Não tive tempo para olhar nosso pai jogado no chão, eles parecem lentos, mas nunca é como nós imaginamos. Senti ela puxar meu pulso com força, não havia tempo, enquanto corria eu ouvi o som da carne sendo mastigada. Não fique triste, em mim só havia a vontade de sobreviver.
Ainda era noite quando deixamos o velho sótão de madeira de nossa avó, não vou sentir falta daquele cheiro de mofo que marcou minha infância. Por mais que tentasse lembrar de tudo de bom e feliz por que passei naquela casa, a única imagem que vinha em minha mente era a do corpo de meu pai.
No inicio pensei que tudo acabaria rápido, do mesmo jeito que começou, ninguém sabia de nada, nem o governo, a mídia ou os médicos. Nada podia ser feito.
Em cada cidade, em cada lugar que eu e minha irmã íamos eles estavam lá, com seus passos cambaleantes, gemendo bizarramente ao menor som, fingindo serem humanos.
Quatro dias depois que vi o primeiro as tv’s pararam, nenhuma programação ia ao ar. Às vezes o radio dava sinal de vida, mas chamava muita atenção, eles ouvem longe.
A primeira vez que paramos para descansar de verdade foi quando avistamos um pequeno barco na região dos lagos, ele estava fundo o suficiente para nossa segurança e tinha espaço suficiente para nós dois.
- Dormiu bem?
- Dormi sim... Acho que sim. Não sei se consigo dormir bem com tudo isso que tá acontecendo.

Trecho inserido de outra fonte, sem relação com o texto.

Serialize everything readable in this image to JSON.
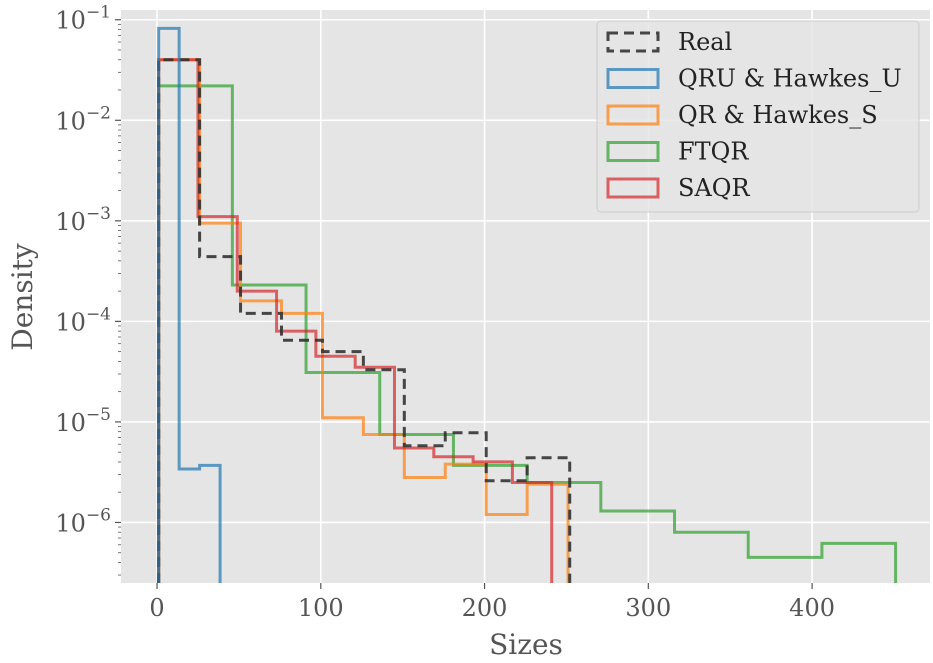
{
  "chart_data": {
    "type": "histogram-step",
    "title": "",
    "xlabel": "Sizes",
    "ylabel": "Density",
    "xlim": [
      -22,
      472
    ],
    "ylim": [
      2.5e-07,
      0.125
    ],
    "yscale": "log",
    "grid": true,
    "legend_position": "top-right",
    "x_ticks": [
      {
        "value": 0,
        "label": "0"
      },
      {
        "value": 100,
        "label": "100"
      },
      {
        "value": 200,
        "label": "200"
      },
      {
        "value": 300,
        "label": "300"
      },
      {
        "value": 400,
        "label": "400"
      }
    ],
    "y_ticks": [
      {
        "value": 1e-06,
        "base": "10",
        "exp": "−6"
      },
      {
        "value": 1e-05,
        "base": "10",
        "exp": "−5"
      },
      {
        "value": 0.0001,
        "base": "10",
        "exp": "−4"
      },
      {
        "value": 0.001,
        "base": "10",
        "exp": "−3"
      },
      {
        "value": 0.01,
        "base": "10",
        "exp": "−2"
      },
      {
        "value": 0.1,
        "base": "10",
        "exp": "−1"
      }
    ],
    "series": [
      {
        "name": "FTQR",
        "color": "#2ca02c",
        "dashed": false,
        "edges": [
          1,
          46,
          91,
          136,
          181,
          226,
          271,
          316,
          361,
          406,
          451
        ],
        "values": [
          0.022,
          0.00023,
          3.1e-05,
          7.5e-06,
          3.7e-06,
          2.5e-06,
          1.3e-06,
          8e-07,
          4.5e-07,
          6.2e-07
        ]
      },
      {
        "name": "QR & Hawkes_S",
        "color": "#ff7f0e",
        "dashed": false,
        "edges": [
          1,
          26,
          51,
          76,
          101,
          126,
          151,
          176,
          201,
          226,
          251
        ],
        "values": [
          0.04,
          0.00095,
          0.00016,
          0.00012,
          1.1e-05,
          7.5e-06,
          2.8e-06,
          3.8e-06,
          1.2e-06,
          2.4e-06
        ]
      },
      {
        "name": "SAQR",
        "color": "#d62728",
        "dashed": false,
        "edges": [
          1,
          25,
          49,
          73,
          97,
          121,
          145,
          169,
          193,
          217,
          241
        ],
        "values": [
          0.04,
          0.0011,
          0.0002,
          8e-05,
          4.5e-05,
          3.5e-05,
          5.5e-06,
          4.5e-06,
          4e-06,
          2.5e-06
        ]
      },
      {
        "name": "Real",
        "color": "#333333",
        "dashed": true,
        "edges": [
          1,
          26,
          51,
          76,
          101,
          126,
          151,
          176,
          201,
          226,
          252
        ],
        "values": [
          0.04,
          0.00044,
          0.00012,
          6.5e-05,
          5e-05,
          3.3e-05,
          5.8e-06,
          7.8e-06,
          2.6e-06,
          4.4e-06
        ]
      },
      {
        "name": "QRU & Hawkes_U",
        "color": "#1f77b4",
        "dashed": false,
        "edges": [
          1,
          13.5,
          26,
          38.5
        ],
        "values": [
          0.082,
          3.4e-06,
          3.7e-06
        ]
      }
    ],
    "legend_order": [
      "Real",
      "QRU & Hawkes_U",
      "QR & Hawkes_S",
      "FTQR",
      "SAQR"
    ]
  }
}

- Eu sei, mas logo deve passar não é?
- É. Você acha que a mamãe?
- Não, logo a gente encontra ela, lembra, ela foi viajar, não deve ter acontecido nada lá.

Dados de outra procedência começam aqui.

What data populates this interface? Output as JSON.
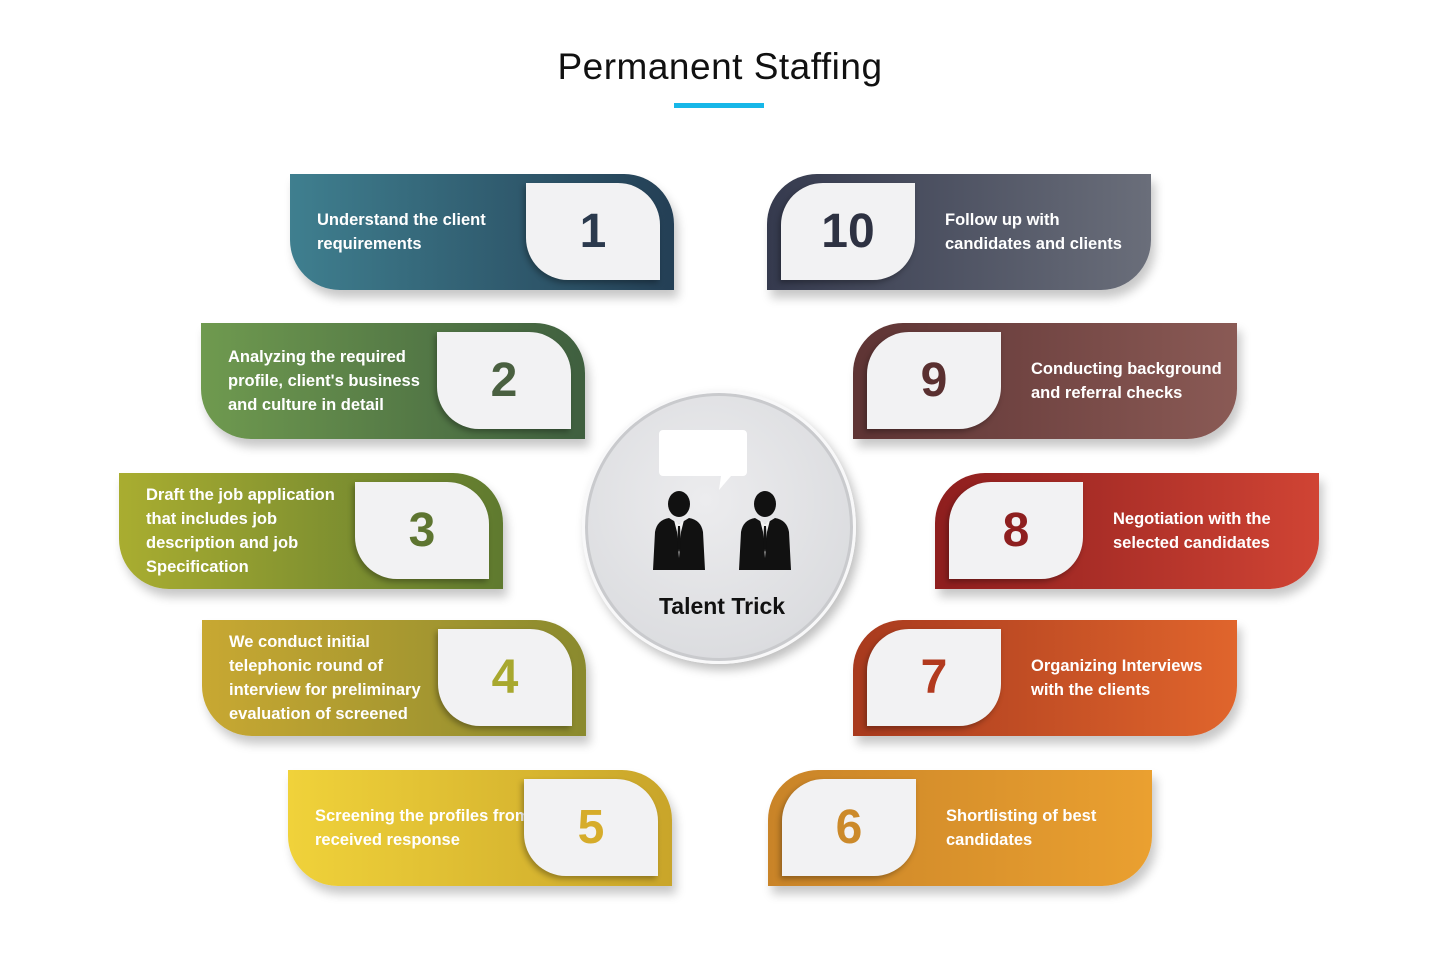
{
  "title": "Permanent Staffing",
  "center": {
    "label": "Talent Trick",
    "icon": "business-people-chat-icon"
  },
  "steps": [
    {
      "num": "1",
      "text": "Understand the client requirements",
      "color_from": "#3f7f8f",
      "color_to": "#243f55",
      "num_color": "#2b3a4d"
    },
    {
      "num": "2",
      "text": "Analyzing the required profile, client's business and culture in detail",
      "color_from": "#6f9a4f",
      "color_to": "#3f5f3f",
      "num_color": "#4a6040"
    },
    {
      "num": "3",
      "text": "Draft the job application that includes job description and job Specification",
      "color_from": "#a9ad30",
      "color_to": "#5f7a2f",
      "num_color": "#5e7530"
    },
    {
      "num": "4",
      "text": "We conduct initial telephonic round of interview for preliminary evaluation of screened",
      "color_from": "#c8a832",
      "color_to": "#8a8a2e",
      "num_color": "#a8a82e"
    },
    {
      "num": "5",
      "text": "Screening the profiles from received response",
      "color_from": "#f0d23a",
      "color_to": "#c9a52a",
      "num_color": "#d6ac2a"
    },
    {
      "num": "6",
      "text": "Shortlisting of best candidates",
      "color_from": "#c98428",
      "color_to": "#eaa030",
      "num_color": "#cc8a2a"
    },
    {
      "num": "7",
      "text": "Organizing Interviews with the clients",
      "color_from": "#a83a1e",
      "color_to": "#e0652c",
      "num_color": "#b23a1e"
    },
    {
      "num": "8",
      "text": "Negotiation with the selected candidates",
      "color_from": "#8e1e1e",
      "color_to": "#d04434",
      "num_color": "#8e1f1f"
    },
    {
      "num": "9",
      "text": "Conducting background and referral checks",
      "color_from": "#5e3434",
      "color_to": "#8a5a55",
      "num_color": "#5a3030"
    },
    {
      "num": "10",
      "text": "Follow up with candidates and clients",
      "color_from": "#353a4e",
      "color_to": "#6a6e7a",
      "num_color": "#2e3242"
    }
  ]
}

- Nunca pensei que fosse gostar tanto de ela ter ido esquiar.
- Toma. – Ainda lembro dela me passando aquele sanduíche, seu olhar vago e pensamento distante, a velha colt do nosso avô presa na cintura, apoiada pelo cinto.
- Brigado mana.
- A gente vai ter que ir em algum lugar pegar comida, a minha mochila já ta vazia.
- Não tinha umas casas próximas daqui?
- Tem sim...
- Então?
- É o jeito, mas deixa que eu vo, tu fica aqui.
- Tem certeza?
- Tenho, não quero que você veja nada que não precise.

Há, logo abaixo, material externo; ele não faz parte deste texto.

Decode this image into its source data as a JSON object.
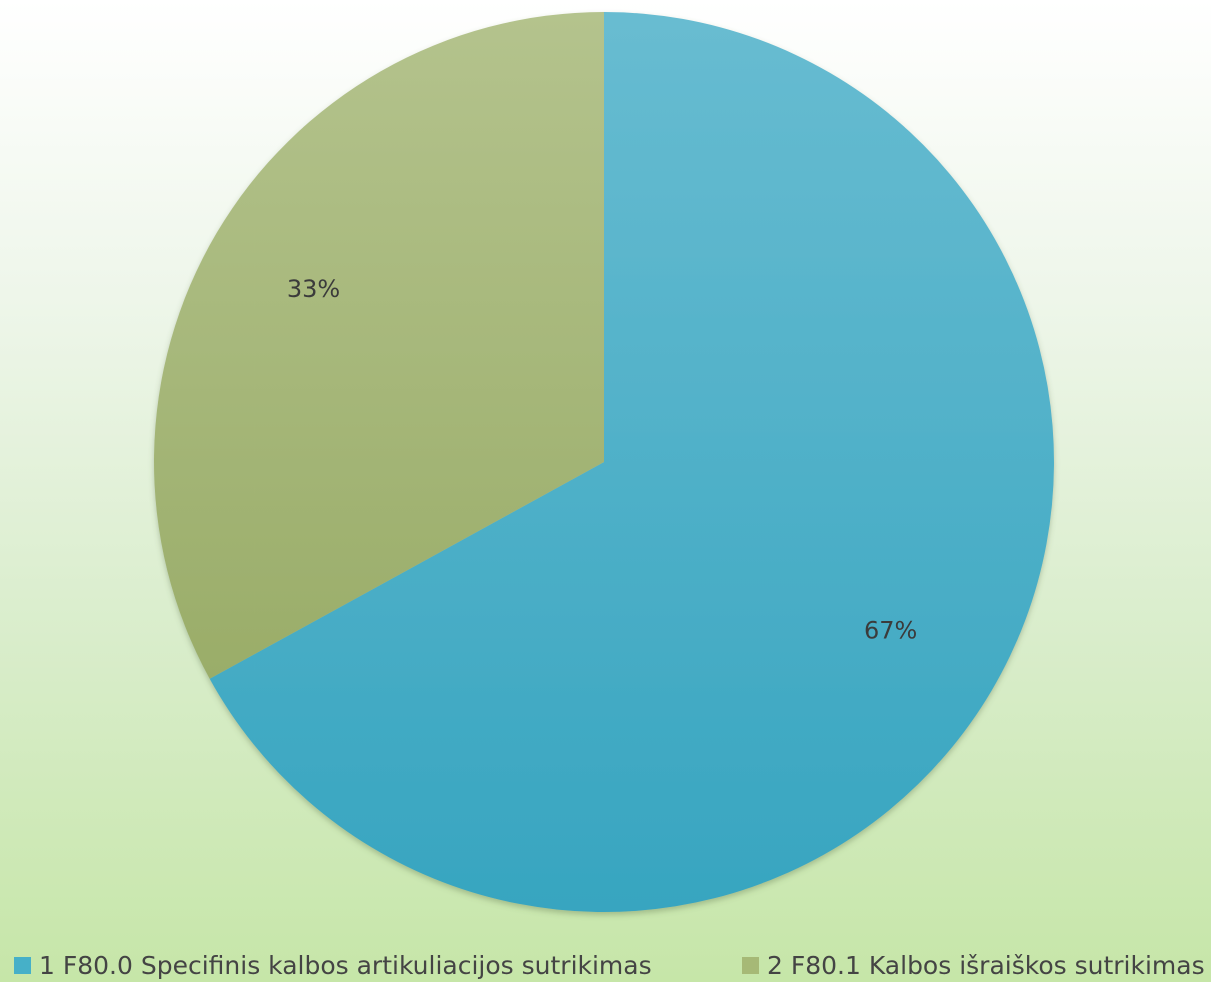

Não demoro muito pra ela chegar à margem no pequeno bote, e logo não vi mais o carro. Cada segundo depois disso foi uma agonia, em minha mente mil cenas horríveis me bombardeavam a cada momento. Meus olhos vagavam pelo horizonte, sem parar. A noite foi aos poucos chegando, a fome me alcançou não mais rápido que o medo ou a agonia, mas com certeza foi a que me atingiu mais forte. Não vinha comendo direito há dias, tudo tinha que ser feito as pressas, a comida era sempre empurrada para dentro sem piedade. Por fim meus olhos pesaram e o sono me venceu, adormeci sobre o chão úmido e o céu estrelado.
Meu despertar aquele dia não foi sutil, minha irmã havia subido no barco tão silenciosamente que não tinha como eu notar, talvez fosse o sono, também não vinha dormindo direito.
Ela estava pálida, seu olhar mais vago do que antes, suas roupas estavam completamente sujas, uma mistura nojenta de sangue e vomito, mas felizmente ela não havia se machucado. Minha irmã nunca falou o que houve naquele dia, eu nunca quis perguntar também, tenho certeza que é melhor assim.
Sua mochila agora estava cheia, o carro também, tínhamos comida e água para muitos dias.
- E amanhã? Pegamos o carro e continuamos até onde a mãe está?
- Não, o tanque está quase vazio, acho que consigo tirar a gente desse lago com isso.
- Acha que consegue?
- Acho que sim, no momento é o melhor que a gente faz.
Dormi naquela noite com o mesmo medo das anteriores, não sabia o que aconteceria, então a abracei e adormeci.